For different systems different data processing methods should be used. For a grey system, its data processing is to fully use known information. In an actual marine research, the number of sample is significant, because the sample is very difficult to collect synchronously when the satellite passes over the sea. In a broad sea-area, even though several or teens sampling points could not be thought to be enough for it. In such case, the mathematical models built with statistics are often of bad steady, and large fluctuarions are often seen as the sampling points increase or decrease by one or two, hence larger error would be bring about with using such models. So we tried apply grey mathematics to marine Remote Sensing research and good improvement was achieved. The detail can be seen in our another paper. “The Remote Sensing Grey Model causes of using grey model being able to Marine Silts suspended”. The causes of using grey model being able to improve the precision of estimation of silt are as follows:
  1. The way of relative degree analysis is less affected by small sample.
  2. The processing of data adding up improved the linear feature of data, so that it can match with actual changes of silt content.
  3. The values of different brightness are separately transformed by different ranges, so the total error will be decreased.
  4. The processing of data adding up may fully use known data, and to some extent, the processing is equal to the processing of signal overlay, so as to enhance the signal/noice rate.
  5. The feed-back and control of information
The feed-back and control information is the kernel of information theory, and it is determined by the feature of information’s transmission, overlay and interference.
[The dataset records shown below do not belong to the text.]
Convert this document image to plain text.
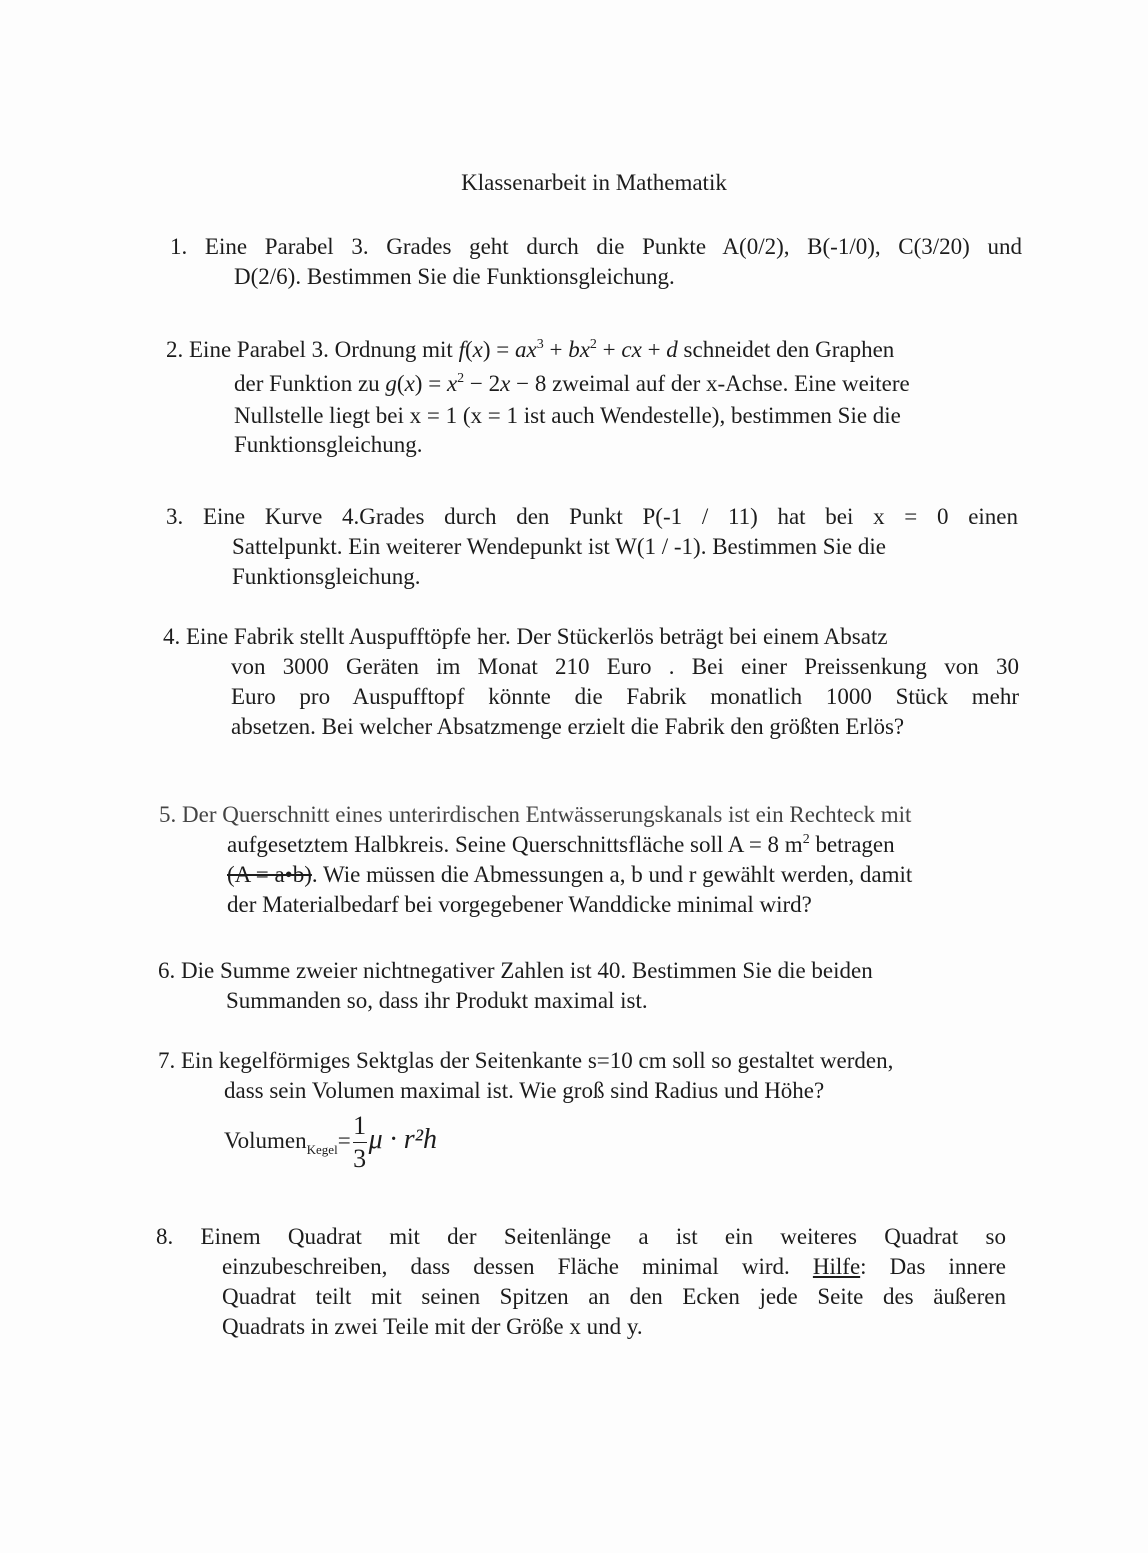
Klassenarbeit in Mathematik
1. Eine Parabel 3. Grades geht durch die Punkte A(0/2), B(-1/0), C(3/20) und
D(2/6). Bestimmen Sie die Funktionsgleichung.
2. Eine Parabel 3. Ordnung mit $f(x) = ax^3 + bx^2$ + cx + d schneidet den Graphen
der Funktion zu $g(x) = x^2 - 2x - 8$ zweimal auf der x-Achse. Eine weitere
Nullstelle liegt bei x = 1 (x = 1 ist auch Wendestelle), bestimmen Sie die
Funktionsgleichung.
3. Eine Kurve 4.Grades durch den Punkt P(-1 / 11) hat bei x = 0 einen
Sattelpunkt. Ein weiterer Wendepunkt ist W(1 / -1). Bestimmen Sie die
Funktionsgleichung.
4. Eine Fabrik stellt Auspufftöpfe her. Der Stückerlös beträgt bei einem Absatz
von 3000 Geräten im Monat 210 Euro . Bei einer Preissenkung von 30
Euro pro Auspufftopf könnte die Fabrik monatlich 1000 Stück mehr
absetzen. Bei welcher Absatzmenge erzielt die Fabrik den größten Erlös?
5. Der Querschnitt eines unterirdischen Entwässerungskanals ist ein Rechteck mit
aufgesetztem Halbkreis. Seine Querschnittsfläche soll A = 8 $m^2$ betragen
(A = a•b). Wie müssen die Abmessungen a, b und r gewählt werden, damit
der Materialbedarf bei vorgegebener Wanddicke minimal wird?
6. Die Summe zweier nichtnegativer Zahlen ist 40. Bestimmen Sie die beiden
Summanden so, dass ihr Produkt maximal ist.
7. Ein kegelförmiges Sektglas der Seitenkante s=10 cm soll so gestaltet werden,
dass sein Volumen maximal ist. Wie groß sind Radius und Höhe?
Volumen$_{Kegel}$= $\frac{1}{3}$ μ · r²h
8. Einem Quadrat mit der Seitenlänge a ist ein weiteres Quadrat so
einzubeschreiben, dass dessen Fläche minimal wird. Hilfe: Das innere
Quadrat teilt mit seinen Spitzen an den Ecken jede Seite des äußeren
Quadrats in zwei Teile mit der Größe x und y.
Therefore, the extracting process of information obtained from marine satellite Remote Sensing is bound to use this technique. The process is shown as figure 2.


Figure 2 Marine Remote Sensing Information Procession System

The procedure of the feed-back is completed through man-computer interaction and re-processing control the control is based in the knowledge of the concrete problem such as oceanology, geoscience, ecology and so on. This processing system has wide-ranging contents and various methods of process, and actually forms a marine information system for marine research.

III. The prospect of applying information theory and systematic theory to the exploitation and use of marine Remote Sensing informations.

As development of Remote Sensing technique, improvement of remote sensor and processing method, and development and improvement of random medium vector-radiation theory, wave interpretation theory and random rough-surface scattering theory, more physical parameters with higher precision would be acquired and the nature be more exactly simulated so the information system will decrease its grey feature and increase its white one, therefore, the information sources will be more valuably applied. But as the laws of oceanology and geoscience are the results of synthetical action of many factors, there must be the effects of overlay, interference, fuzzy, and even annihilation among various information, and therefore it is inevitable to use the methods of systemic theory and information theory for analysis of information stracture and extracting target information. Indeed, the development of nerve-network computer will pave new ways of the use and exploitation of marine remote sensing information.

References
  1. Li Tiefang et all, The Extraction and Application of the information obtained from marine satellite Remote Sensing, Ocean press, 1990, China.
  2. A. Ishimaru, “Wave propagation and scattering in random media” Academic Press, N.Y., 1978.
  3. A.P. Cracknell, “Remote Sensing in Meteorology, Oceanography and Hydrology”, Ellis Horwood Limited, N.Y. 1981.